Here's the Calendar for 2015. Hope this helps everyone plan their year.


----------



## 3darcher (Dec 16, 2014)

there's no attachment or link


----------



## Archery Mom (Dec 17, 2014)

oops.. attached now.. thank you


----------



## oldgeez (Dec 17, 2014)

gaa known 3d in Kennesaw...that's a new one????


----------



## Archery Mom (Dec 17, 2014)

good catch... yes it is...


----------



## Brian from GA (Dec 18, 2014)

Very nice calendar. Only event that I saw was left out that could effect shooters here in Georgia is the ASA Classic that is not listed for August 20-23 and it is here in Columbus (I refuse to call it Phenix City). 
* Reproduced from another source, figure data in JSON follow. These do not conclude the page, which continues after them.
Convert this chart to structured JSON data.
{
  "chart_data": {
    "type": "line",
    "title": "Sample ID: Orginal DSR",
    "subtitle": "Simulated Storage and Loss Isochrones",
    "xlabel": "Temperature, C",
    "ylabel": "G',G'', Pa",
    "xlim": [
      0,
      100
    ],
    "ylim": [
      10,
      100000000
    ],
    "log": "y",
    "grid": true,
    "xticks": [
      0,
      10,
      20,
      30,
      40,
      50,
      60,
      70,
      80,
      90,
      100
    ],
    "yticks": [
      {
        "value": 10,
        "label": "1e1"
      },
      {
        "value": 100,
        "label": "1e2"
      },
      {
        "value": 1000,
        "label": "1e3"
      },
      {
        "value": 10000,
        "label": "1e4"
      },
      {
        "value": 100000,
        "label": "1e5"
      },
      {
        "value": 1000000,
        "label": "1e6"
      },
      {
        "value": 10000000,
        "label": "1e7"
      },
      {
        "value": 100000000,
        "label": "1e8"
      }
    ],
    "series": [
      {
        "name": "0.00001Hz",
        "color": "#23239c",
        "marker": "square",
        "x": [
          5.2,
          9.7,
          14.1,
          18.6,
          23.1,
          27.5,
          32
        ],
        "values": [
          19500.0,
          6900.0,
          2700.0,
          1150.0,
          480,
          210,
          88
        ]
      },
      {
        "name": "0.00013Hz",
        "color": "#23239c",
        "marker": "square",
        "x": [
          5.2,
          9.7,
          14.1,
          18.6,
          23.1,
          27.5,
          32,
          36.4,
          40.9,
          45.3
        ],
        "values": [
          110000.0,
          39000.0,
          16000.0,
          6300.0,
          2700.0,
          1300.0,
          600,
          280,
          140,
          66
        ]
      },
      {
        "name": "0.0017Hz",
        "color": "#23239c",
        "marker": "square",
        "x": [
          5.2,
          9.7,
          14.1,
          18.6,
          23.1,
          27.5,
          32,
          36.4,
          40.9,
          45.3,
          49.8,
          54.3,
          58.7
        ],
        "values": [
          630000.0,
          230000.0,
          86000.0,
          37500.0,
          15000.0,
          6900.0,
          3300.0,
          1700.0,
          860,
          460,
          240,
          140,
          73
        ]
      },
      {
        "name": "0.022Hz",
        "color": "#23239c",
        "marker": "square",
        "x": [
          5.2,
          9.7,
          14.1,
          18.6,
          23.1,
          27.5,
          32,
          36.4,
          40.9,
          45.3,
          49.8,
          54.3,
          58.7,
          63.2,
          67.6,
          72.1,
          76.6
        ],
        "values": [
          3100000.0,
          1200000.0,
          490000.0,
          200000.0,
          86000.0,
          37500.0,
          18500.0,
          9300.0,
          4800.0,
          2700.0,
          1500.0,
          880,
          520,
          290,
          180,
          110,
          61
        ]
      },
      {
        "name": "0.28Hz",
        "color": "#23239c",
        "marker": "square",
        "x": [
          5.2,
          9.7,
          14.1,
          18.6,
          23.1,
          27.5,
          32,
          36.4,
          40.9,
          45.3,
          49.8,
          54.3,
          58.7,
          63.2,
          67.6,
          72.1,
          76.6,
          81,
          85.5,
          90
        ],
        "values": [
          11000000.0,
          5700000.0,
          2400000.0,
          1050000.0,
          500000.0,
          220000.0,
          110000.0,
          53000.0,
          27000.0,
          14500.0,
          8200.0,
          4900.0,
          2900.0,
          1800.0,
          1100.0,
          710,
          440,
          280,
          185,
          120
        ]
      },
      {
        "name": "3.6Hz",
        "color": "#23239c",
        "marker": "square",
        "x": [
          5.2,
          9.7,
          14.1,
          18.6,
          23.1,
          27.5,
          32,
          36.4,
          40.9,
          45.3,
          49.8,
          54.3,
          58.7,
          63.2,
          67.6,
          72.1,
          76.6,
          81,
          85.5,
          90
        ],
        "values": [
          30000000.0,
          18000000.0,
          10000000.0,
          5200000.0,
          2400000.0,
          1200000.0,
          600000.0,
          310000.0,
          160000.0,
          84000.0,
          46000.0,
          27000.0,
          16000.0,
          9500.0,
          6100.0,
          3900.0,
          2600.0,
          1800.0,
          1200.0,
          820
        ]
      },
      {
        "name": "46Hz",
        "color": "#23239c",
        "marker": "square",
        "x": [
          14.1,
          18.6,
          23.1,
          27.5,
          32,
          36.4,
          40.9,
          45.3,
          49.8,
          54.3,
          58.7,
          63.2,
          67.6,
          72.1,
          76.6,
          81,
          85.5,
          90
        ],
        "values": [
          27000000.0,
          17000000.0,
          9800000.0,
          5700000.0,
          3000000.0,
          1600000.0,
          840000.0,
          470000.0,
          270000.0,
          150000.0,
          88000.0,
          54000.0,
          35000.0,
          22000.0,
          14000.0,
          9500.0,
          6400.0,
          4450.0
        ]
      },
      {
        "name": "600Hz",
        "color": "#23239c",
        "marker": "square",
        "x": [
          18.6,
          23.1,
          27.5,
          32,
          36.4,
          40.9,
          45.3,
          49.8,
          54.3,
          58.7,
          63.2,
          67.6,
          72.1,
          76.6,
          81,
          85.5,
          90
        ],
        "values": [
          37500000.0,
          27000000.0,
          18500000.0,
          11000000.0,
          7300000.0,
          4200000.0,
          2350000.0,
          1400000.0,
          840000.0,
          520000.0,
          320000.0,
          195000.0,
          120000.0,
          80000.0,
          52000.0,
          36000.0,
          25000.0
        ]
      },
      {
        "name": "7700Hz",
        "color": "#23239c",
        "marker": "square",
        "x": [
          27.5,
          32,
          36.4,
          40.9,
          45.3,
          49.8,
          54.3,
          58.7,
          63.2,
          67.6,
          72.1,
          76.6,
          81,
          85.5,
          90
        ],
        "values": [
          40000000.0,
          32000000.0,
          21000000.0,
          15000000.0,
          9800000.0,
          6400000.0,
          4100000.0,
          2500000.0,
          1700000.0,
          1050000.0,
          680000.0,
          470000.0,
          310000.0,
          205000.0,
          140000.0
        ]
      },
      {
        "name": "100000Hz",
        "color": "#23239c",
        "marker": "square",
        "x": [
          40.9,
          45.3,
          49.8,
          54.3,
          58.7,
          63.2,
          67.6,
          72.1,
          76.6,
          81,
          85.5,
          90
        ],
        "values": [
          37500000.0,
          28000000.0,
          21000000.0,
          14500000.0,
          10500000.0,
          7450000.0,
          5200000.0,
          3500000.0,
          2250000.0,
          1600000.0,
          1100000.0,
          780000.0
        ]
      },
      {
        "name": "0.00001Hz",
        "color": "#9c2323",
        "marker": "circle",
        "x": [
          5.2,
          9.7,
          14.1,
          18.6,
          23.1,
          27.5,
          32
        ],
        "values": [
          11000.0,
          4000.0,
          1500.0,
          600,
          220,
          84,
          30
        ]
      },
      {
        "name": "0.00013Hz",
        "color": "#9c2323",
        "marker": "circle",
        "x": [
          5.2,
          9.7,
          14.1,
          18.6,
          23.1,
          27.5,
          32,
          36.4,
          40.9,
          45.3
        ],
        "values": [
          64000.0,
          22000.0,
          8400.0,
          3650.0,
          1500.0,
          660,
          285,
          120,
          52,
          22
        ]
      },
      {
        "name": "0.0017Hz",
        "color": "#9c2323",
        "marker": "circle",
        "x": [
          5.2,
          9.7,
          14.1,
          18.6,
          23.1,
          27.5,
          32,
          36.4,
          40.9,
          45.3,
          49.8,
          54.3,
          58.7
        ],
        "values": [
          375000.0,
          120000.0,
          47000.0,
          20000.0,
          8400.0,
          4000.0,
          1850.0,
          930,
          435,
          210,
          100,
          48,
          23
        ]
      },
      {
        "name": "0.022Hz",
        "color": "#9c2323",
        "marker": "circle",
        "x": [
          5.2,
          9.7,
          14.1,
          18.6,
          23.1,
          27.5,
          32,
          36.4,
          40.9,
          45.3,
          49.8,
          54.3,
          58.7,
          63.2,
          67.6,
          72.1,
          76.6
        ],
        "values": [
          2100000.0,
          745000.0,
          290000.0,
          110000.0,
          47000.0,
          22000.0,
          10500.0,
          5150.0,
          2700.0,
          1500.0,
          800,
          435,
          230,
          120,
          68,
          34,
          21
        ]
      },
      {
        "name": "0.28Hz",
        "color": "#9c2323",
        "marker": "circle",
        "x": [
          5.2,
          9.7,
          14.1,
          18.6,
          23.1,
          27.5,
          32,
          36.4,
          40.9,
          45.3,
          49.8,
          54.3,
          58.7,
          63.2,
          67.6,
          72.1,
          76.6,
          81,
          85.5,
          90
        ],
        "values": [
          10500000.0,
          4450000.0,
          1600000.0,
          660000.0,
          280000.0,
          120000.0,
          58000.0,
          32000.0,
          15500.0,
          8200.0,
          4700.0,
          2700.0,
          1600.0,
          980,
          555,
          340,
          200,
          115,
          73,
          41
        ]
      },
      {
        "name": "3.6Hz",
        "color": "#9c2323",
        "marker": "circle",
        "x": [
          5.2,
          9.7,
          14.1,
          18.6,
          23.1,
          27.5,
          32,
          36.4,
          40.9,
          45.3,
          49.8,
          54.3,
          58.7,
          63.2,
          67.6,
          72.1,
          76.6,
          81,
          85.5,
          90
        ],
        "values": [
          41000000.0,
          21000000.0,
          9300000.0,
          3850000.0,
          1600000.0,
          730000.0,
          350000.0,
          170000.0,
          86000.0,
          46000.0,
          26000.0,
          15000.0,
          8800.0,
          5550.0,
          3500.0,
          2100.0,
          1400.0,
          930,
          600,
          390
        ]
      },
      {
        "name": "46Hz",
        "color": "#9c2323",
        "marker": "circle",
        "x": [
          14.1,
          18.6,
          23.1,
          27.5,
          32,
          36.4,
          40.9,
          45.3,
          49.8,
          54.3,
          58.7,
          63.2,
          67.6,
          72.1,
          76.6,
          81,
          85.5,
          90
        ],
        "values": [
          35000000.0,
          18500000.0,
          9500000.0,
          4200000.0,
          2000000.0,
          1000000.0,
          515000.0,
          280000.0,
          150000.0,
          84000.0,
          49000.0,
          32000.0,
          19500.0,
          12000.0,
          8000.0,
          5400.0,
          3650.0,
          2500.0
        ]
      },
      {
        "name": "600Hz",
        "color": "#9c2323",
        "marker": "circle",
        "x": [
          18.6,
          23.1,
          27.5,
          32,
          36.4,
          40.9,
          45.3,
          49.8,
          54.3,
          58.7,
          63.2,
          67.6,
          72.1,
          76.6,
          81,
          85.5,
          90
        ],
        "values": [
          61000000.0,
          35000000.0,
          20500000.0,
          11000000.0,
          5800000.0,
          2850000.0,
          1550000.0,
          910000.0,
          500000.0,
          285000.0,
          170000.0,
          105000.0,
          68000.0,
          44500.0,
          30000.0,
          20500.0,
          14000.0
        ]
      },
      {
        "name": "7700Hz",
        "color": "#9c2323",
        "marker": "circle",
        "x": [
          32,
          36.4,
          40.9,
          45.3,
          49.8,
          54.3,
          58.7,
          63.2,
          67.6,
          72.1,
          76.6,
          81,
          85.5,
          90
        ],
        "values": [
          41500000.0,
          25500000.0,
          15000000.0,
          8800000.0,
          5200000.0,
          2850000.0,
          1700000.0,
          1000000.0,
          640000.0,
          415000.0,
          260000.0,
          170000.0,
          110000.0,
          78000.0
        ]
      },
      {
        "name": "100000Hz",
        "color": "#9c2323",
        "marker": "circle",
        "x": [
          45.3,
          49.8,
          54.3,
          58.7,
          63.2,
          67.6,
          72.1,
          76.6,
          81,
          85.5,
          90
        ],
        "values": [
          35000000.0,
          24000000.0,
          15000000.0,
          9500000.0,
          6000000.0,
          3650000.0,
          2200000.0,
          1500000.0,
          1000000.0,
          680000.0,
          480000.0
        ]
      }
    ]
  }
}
Also, one year later.... After all of the NFAA vs USAA membership stuff.... which membership do I need to get to be able to shoot the GAA State events and does that carry over to the GBAA events.


----------



## Archery Mom (Dec 18, 2014)

they both have a reciprocating agreement with each other. The only thing is, if you hold an NFAA membership, you must go to the US Archery website before each US Archery sanctioned tournament and apply for a temporary membership ( a pain I know). it truly just depends on which you shoot more of.


----------